Défense en France - Et les réserves ?
Le projet de loi organisant la réserve militaire et le service de défense a été adopté, en première lecture, par le Sénat, jeudi 20 mai 1999. Ce texte, examiné en Conseil des ministres le 27 janvier dernier, constitue la dernière pièce de l’édifice progressivement mis en place par la réforme législative de notre défense. Il complète la loi du 2 juillet 1996 sur la programmation militaire 1997-2002, celle du 19 décembre 1996 relative aux mesures en faveur du personnel militaire concernant la professionnalisation des armées et, enfin, la loi du 28 octobre 1997 (1) portant réforme du service national.

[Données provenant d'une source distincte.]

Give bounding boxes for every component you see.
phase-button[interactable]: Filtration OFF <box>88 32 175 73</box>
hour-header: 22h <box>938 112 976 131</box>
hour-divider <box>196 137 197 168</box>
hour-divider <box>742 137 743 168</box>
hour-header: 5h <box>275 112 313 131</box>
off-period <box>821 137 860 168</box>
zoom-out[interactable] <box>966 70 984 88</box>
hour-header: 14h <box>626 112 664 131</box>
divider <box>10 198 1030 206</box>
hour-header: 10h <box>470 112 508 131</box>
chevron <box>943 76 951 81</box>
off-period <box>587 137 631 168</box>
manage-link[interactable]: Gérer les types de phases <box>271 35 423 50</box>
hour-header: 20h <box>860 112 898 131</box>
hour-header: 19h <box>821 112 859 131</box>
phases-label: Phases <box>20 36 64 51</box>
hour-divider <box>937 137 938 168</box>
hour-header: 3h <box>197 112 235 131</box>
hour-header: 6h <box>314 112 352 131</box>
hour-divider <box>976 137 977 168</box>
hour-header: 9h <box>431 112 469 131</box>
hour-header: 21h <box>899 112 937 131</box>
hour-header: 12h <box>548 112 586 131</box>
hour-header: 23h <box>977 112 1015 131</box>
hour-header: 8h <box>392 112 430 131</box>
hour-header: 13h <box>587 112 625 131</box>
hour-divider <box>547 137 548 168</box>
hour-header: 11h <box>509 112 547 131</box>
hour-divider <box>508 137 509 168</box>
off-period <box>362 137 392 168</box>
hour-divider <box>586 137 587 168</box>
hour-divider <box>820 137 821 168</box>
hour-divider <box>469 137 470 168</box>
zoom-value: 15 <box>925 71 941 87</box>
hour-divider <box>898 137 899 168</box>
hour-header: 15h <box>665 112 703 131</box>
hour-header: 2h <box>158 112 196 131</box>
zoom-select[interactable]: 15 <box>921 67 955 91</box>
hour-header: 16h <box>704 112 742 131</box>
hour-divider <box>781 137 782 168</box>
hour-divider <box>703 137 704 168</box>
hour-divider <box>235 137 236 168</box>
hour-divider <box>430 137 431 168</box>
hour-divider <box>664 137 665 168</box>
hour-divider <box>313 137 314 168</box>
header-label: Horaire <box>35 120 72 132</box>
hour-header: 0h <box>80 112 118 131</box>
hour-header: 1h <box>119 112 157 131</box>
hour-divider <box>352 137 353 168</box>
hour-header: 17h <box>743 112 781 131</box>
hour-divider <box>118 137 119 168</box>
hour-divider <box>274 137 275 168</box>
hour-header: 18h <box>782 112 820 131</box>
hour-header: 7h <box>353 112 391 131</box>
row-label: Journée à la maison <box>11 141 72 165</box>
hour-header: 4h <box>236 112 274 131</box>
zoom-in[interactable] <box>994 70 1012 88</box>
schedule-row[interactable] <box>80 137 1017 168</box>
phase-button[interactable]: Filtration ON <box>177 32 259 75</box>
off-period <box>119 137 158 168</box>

La première réserve, dite « d’emploi », comprendra d’ici à 2002, 100 000 hommes, dont 50 000 pour la gendarmerie. Une seconde réserve, dite « d’attente », rassemblera ceux qui n’ont pu recevoir d’affectation, compte tenu des besoins des armées. Le salarié qui souhaite s’engager dans la réserve aura la qualité de militaire. À ce titre, il aura droit à la solde — et à ses « accessoires » — accordée aux militaires professionnels, et bénéficiera des dispositions du Code des pensions militaires d’invalidité, des victimes de guerre et de terrorisme. Le contrat de travail est suspendu pendant l’accomplissement d’une activité dans la première réserve. À son retour, le réserviste aura la garantie de retrouver son emploi précédent ou « un poste similaire ». Le texte prend également en compte les préoccupations de l’employeur : il limite à cinq jours la période pendant laquelle le réserviste peut s’absenter, sans autorisation préalable, et il laisse aux entreprises la liberté de maintenir ou non la rémunération du salarié pendant la suspension du contrat de travail.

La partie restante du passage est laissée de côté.